Open Society commits $220 million to empower Black communities

Open Society commits $220 million to empower Black communities

The Open Society Foundations has announced a $220 million commitment in support of efforts to build power in African-American communities across the United States.

The largest portion of the funding, $150 million, will be awarded as five-year grants to Black-led justice organizations that have played a critical role in catalyzing and sustaining calls for racial justice and equity. Recipients include emerging groups such as Black Voters Matter and Circle for Justice Innovations, as well as more established organizations such as Repairers of the Breach and the Equal Justice Initiative

The remaining $70 million will support efforts to advance racial justice, including financial, advocacy, and technical assistance for city governments and local organizations working to reimagine public safety, move beyond the culture of criminalization and incarceration, and create safe, healthy, and racially just communities. OSF also will invest in efforts to foster civic engagement among young people by creating internship and fellowship opportunities focused on racial justice, democracy, organizing, and mentorship; ongoing work to fight voter suppression and disinformation and ensure safe and secure elections; and projects to establish truth commissions and other tools to promote racial healing.

As labor, racial, and social justice organizations prepare for a national "Strike for Black Lives" later this month, the foundation also will provide support to organizations working to improve labor conditions, especially for Black workers and other workers of color.

"This is the time for urgent and bold action to address racial injustice in America," said OSF deputy chair Alex Soros. "These investments will empower proven leaders in the Black community to reimagine policing, end mass incarceration, and eliminate the barriers to opportunity that have been the source of inequity for too long."

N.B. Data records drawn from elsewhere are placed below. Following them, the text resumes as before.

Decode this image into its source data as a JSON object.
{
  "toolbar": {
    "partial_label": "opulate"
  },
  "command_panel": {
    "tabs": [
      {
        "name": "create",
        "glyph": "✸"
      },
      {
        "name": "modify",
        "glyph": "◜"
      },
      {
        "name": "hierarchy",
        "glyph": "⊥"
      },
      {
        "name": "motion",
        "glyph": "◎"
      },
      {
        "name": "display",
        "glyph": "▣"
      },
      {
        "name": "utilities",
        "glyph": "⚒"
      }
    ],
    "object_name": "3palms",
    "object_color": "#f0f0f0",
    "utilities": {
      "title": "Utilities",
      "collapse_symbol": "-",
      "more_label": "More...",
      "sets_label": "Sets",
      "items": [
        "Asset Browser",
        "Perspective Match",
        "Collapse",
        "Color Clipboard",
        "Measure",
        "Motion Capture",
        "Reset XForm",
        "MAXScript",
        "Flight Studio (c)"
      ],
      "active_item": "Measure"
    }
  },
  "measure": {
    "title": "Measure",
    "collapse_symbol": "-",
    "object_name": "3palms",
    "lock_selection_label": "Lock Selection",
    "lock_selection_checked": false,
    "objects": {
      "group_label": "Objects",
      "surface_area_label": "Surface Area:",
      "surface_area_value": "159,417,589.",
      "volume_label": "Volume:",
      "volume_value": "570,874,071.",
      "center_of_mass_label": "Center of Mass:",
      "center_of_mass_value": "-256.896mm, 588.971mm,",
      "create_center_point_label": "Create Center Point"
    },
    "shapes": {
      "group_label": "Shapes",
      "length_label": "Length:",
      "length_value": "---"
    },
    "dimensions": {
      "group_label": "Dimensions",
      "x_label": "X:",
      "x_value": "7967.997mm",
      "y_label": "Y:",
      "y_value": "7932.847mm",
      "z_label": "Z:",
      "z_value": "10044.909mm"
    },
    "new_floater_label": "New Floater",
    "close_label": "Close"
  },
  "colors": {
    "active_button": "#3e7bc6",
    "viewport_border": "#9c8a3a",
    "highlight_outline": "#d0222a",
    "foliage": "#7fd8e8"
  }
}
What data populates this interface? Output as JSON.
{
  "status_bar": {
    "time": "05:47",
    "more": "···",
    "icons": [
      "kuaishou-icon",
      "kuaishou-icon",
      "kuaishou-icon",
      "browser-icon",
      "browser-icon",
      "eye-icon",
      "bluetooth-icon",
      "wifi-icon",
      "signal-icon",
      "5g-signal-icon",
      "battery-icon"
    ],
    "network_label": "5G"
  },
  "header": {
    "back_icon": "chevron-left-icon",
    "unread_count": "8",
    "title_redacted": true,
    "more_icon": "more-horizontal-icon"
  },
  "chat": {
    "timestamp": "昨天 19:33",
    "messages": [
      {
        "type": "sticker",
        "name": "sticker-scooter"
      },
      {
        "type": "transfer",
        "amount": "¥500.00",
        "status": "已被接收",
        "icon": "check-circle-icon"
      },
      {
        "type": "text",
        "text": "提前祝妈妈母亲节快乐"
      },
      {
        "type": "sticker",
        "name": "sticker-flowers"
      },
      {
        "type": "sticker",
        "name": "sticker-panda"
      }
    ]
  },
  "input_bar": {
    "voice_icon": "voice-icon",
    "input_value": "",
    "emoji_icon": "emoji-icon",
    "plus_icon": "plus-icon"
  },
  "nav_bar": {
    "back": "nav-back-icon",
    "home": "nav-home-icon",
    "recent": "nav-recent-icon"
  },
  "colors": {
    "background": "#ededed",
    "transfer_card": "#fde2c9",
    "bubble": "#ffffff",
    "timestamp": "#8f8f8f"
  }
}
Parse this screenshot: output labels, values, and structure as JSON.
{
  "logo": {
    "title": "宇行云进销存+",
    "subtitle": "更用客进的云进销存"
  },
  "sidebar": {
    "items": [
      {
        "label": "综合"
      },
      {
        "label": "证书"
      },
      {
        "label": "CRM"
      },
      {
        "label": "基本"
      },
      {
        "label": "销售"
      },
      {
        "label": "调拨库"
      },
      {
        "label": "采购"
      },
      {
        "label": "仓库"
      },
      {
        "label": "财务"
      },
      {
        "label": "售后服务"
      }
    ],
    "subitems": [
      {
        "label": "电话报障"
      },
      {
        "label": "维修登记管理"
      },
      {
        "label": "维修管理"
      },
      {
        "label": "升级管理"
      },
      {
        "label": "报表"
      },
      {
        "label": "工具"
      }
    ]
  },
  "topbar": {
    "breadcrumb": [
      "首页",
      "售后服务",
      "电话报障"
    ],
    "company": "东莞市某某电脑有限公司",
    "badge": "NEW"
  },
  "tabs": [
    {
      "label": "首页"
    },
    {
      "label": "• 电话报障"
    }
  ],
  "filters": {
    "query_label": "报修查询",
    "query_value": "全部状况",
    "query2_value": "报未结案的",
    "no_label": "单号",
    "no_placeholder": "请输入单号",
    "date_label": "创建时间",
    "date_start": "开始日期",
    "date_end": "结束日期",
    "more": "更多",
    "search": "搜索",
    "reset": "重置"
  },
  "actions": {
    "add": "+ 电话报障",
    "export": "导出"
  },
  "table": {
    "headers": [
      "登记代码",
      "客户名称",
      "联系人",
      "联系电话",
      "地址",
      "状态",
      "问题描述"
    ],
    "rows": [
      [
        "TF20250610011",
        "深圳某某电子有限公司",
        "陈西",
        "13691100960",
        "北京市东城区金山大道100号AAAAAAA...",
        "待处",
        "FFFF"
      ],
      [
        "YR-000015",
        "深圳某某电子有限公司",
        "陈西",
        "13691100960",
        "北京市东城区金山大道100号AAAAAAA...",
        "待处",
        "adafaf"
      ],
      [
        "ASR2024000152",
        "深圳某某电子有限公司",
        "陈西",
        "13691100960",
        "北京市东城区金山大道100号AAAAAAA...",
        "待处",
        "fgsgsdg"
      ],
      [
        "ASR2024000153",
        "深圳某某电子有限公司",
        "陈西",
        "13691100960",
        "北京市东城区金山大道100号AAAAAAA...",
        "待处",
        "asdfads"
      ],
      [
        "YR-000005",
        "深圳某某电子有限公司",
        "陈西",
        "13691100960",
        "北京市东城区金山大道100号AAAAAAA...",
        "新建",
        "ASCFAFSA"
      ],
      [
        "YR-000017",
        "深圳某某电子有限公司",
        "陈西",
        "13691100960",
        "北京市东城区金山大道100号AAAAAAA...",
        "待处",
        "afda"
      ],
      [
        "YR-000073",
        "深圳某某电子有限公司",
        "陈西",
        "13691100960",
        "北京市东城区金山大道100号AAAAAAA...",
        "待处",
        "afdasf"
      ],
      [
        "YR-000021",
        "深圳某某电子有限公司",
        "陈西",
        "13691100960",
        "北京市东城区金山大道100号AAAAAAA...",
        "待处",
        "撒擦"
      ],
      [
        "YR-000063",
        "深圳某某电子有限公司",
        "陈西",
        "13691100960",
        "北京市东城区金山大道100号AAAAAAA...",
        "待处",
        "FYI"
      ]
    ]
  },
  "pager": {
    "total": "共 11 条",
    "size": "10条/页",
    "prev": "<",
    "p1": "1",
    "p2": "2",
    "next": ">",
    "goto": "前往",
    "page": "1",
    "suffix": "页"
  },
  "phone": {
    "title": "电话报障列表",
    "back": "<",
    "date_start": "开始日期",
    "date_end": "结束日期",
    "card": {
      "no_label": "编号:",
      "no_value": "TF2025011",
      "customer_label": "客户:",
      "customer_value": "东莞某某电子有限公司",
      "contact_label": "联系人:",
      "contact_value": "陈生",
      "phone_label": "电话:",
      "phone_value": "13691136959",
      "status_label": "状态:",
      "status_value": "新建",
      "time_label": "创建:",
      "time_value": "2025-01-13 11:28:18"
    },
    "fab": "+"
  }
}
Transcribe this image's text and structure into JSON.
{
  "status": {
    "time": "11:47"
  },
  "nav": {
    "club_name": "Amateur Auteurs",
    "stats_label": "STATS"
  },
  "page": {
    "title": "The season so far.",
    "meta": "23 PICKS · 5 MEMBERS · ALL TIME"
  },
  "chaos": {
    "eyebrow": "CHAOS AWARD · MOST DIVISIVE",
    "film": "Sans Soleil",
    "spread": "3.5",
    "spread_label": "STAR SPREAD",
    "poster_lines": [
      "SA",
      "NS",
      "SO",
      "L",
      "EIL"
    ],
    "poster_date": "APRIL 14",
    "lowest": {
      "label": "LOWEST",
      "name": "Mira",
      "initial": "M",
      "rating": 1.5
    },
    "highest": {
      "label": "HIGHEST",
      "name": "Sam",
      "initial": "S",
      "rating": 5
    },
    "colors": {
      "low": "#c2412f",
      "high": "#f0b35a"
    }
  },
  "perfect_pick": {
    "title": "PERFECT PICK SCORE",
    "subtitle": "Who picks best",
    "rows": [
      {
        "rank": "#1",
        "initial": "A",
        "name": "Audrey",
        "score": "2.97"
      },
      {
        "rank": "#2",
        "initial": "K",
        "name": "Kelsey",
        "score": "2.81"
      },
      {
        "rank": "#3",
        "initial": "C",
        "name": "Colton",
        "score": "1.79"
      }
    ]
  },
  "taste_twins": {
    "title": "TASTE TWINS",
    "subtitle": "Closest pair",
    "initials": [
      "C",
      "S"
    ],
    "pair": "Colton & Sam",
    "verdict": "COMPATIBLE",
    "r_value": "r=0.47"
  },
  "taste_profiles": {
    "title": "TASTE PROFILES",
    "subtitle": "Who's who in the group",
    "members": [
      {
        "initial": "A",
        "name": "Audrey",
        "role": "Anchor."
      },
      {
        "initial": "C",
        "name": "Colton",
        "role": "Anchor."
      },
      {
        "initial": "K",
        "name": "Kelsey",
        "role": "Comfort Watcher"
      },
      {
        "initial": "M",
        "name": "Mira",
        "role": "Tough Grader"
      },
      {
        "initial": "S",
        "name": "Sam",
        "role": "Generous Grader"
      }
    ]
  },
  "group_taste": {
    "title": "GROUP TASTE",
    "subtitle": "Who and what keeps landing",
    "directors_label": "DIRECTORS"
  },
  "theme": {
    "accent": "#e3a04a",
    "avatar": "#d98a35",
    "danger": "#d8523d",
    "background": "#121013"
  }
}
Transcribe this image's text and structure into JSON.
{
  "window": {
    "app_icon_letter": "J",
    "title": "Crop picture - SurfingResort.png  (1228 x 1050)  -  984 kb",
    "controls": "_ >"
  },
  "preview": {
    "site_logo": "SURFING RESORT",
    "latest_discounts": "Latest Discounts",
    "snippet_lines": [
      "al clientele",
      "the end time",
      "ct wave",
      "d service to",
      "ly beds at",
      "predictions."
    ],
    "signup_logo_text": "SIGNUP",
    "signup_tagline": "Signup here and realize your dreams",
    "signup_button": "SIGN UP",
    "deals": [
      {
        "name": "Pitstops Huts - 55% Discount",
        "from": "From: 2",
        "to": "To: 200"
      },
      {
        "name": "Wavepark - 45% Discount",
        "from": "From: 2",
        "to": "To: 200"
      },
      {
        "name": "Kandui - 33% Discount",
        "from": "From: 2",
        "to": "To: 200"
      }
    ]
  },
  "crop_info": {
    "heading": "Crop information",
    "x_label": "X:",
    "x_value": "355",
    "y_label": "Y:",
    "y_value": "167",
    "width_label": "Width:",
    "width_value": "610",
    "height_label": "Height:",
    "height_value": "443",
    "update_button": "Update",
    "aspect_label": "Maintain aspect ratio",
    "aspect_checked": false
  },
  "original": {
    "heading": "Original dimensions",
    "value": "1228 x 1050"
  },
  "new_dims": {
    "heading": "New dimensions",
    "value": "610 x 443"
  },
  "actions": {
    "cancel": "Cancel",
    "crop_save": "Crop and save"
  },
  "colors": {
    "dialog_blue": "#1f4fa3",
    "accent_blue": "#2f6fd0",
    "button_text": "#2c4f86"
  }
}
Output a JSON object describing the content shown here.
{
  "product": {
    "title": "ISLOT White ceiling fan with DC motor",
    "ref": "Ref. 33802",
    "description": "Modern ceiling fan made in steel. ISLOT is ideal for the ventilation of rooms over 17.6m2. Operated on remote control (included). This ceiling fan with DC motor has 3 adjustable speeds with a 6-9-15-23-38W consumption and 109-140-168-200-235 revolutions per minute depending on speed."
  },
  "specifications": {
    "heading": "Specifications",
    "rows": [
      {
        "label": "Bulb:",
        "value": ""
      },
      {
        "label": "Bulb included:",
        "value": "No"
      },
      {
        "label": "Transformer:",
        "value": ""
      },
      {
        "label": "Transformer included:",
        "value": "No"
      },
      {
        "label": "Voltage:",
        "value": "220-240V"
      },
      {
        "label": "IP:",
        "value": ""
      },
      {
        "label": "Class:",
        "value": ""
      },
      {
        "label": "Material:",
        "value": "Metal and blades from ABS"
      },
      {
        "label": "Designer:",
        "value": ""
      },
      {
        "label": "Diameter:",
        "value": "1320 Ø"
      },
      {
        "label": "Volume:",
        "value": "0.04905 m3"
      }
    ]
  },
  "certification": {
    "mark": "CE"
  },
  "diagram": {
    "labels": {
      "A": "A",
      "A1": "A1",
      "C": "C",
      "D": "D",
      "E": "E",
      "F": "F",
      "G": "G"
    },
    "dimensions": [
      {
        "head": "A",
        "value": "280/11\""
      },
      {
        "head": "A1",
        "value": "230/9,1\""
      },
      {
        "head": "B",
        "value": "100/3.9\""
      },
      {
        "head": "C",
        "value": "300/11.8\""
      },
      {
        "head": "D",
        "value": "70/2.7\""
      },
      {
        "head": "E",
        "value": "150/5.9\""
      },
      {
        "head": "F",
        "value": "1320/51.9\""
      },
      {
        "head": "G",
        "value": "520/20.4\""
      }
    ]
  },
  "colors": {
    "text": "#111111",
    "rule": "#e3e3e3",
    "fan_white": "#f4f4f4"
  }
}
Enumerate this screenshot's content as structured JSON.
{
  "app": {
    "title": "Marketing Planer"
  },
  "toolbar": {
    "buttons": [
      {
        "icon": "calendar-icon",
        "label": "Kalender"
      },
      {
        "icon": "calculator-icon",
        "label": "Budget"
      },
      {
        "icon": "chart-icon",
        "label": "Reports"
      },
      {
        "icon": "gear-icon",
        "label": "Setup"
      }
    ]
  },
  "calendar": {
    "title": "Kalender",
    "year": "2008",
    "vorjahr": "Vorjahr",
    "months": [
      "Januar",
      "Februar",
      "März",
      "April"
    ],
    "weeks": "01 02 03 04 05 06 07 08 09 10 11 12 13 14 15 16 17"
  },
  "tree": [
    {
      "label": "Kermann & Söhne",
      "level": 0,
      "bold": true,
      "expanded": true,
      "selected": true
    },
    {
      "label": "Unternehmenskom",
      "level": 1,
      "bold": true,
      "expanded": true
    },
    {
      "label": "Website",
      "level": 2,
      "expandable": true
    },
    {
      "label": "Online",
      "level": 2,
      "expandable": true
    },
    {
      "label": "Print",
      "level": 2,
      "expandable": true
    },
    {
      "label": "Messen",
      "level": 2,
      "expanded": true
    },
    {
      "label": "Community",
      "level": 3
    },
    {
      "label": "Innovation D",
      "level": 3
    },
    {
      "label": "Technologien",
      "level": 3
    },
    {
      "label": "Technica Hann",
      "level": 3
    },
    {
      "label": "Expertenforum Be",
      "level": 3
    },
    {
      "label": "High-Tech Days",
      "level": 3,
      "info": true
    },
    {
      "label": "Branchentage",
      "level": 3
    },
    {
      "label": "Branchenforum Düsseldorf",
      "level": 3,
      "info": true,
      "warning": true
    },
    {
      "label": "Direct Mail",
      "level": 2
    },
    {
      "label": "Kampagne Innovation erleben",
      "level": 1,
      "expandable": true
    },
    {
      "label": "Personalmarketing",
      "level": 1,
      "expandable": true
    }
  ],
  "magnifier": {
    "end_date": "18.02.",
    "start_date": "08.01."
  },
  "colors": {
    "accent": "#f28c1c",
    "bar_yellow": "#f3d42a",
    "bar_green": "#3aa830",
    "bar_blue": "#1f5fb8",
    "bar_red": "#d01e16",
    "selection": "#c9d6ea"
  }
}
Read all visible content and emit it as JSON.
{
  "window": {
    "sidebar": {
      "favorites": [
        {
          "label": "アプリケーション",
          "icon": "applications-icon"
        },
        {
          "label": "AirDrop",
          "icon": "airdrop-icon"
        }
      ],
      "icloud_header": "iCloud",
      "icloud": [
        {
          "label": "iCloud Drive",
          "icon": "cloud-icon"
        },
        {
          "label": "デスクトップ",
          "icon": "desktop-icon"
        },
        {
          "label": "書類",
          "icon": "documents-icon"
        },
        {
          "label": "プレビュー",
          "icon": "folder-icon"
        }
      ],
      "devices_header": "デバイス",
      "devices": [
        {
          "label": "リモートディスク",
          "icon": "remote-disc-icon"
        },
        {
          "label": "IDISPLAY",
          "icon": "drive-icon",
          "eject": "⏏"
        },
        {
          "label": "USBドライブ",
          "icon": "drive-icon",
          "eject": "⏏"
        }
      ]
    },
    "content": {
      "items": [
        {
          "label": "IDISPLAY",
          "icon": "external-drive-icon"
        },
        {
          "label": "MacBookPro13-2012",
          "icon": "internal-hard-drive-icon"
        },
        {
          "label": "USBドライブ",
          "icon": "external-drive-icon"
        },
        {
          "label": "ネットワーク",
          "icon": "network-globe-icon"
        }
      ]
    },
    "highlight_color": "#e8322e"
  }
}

"We recognize that the struggle to dismantle systemic racism is an ongoing one; it has existed from the dawn of the republic to the present day and is embedded in every level of government and in our penal and justice systems," said OSF president Patrick Gaspard. "But the power surge of people who have taken to the streets to demand that this nation do better — people of all ages, from all backgrounds, and in every corner of this country — gives hope to us all."